Bauamtsleiter Breitbach geht davon aus, dass die ersten Baumodule im September oder Oktober stehen könnten. Mit den neuen Bewohnern gibt es auch viel Arbeit für Tarek Elsakir. Der gebürtige Ägypter spricht fließend Arabisch, Deutsch und Englisch, was dem Mitarbeiter der Gemeinde Niederdorfelden bei seiner Aufgabe als Flüchtlings-Betreuer sehr hilfreich ist. Elsakir kümmert sich nicht nur um die Bewohner der Container, er ist auch Ansprechpartner für bereits anerkannte Geflüchtete und betreut in der Verwaltung den Bereich „Soziales“.
Der Wohnheim GmbH, ein Eigenbetrieb der Stadt Frankfurt, gehören Wohnanlagen in der Berliner Straße in Niederdorfelden. Dort werden auch Asylberechtigte untergebracht, die der Mainmetropole zugeordnet sind. „Diese Menschen werden aber Niederdorfelden bei der Verteilung von weiteren Geflüchteten nicht angerechnet – eine große Herausforderung für die kleine Kommune“, sagt Büttner. Mit ihren Fragen kommen die Menschen natürlich ebenfalls zu Tarek Elsakir.

Die meiste Aufmerksamkeit brauchen aber die Neuankömmlinge. „Die Menschen wissen oft noch nicht einmal, in welchem Ort sie gelandet sind. Da gibt es sehr viel zu erklären“, so Elsakir.

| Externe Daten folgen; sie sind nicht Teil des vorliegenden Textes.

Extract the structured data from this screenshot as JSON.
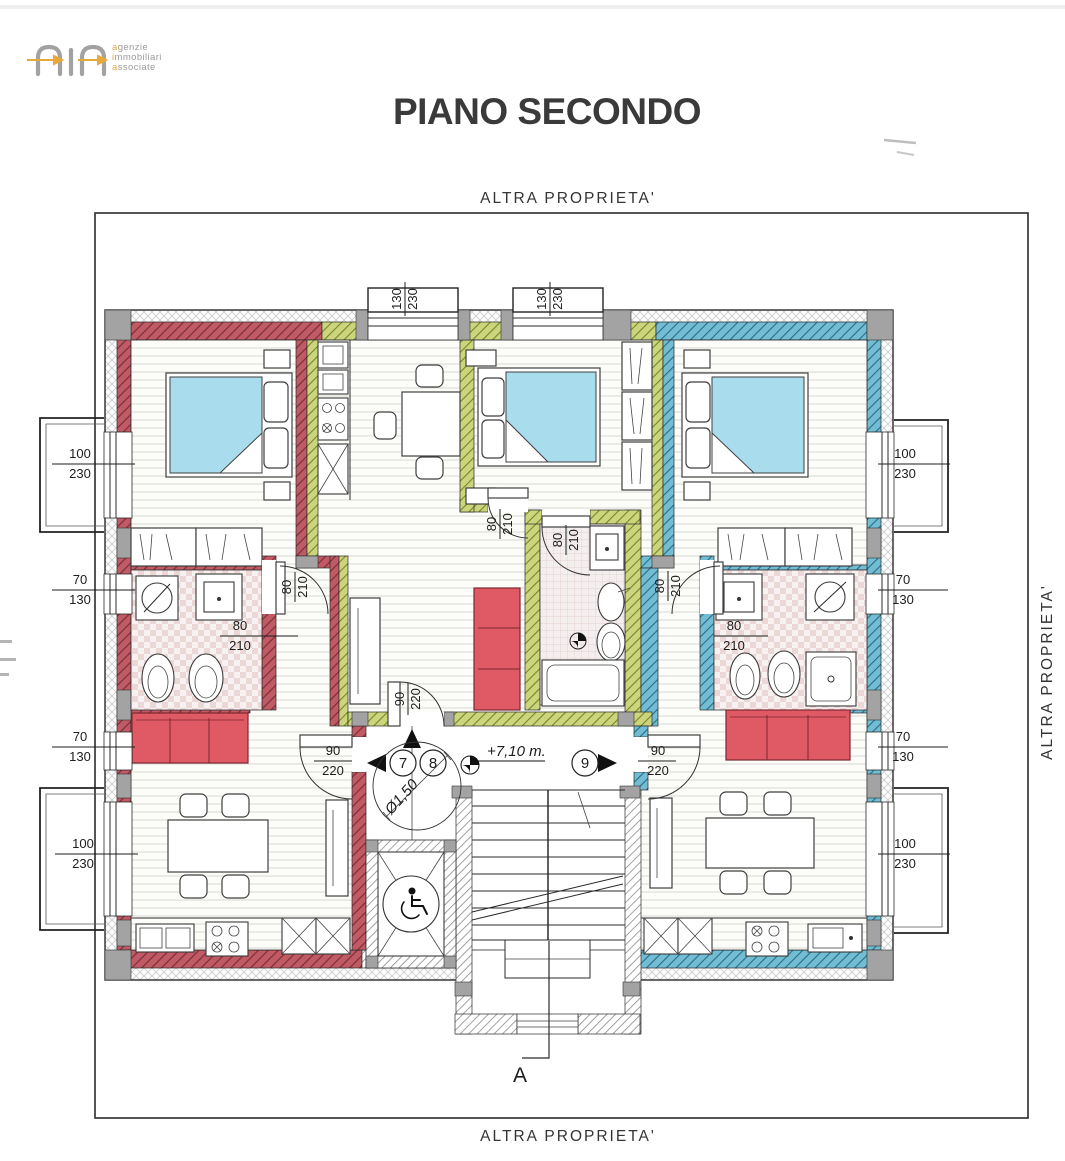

Die steigenden Zuweisungen an Geflüchteten stellen auch andere Städte und Gemeinden im Kreis vor große Herausforderungen. Schöneck sucht händeringend nach privaten Wohnungen, Bruchköbel zieht in Betracht, im Flüchtlingscamp neue Container aufzustellen (wir berichteten). In Nidderau macht man sich ebenfalls Gedanken über die Beherbergung von Neuankömmlingen (siehe unten stehenden Artikel). Dort werden es bis zu 150 Menschen sein.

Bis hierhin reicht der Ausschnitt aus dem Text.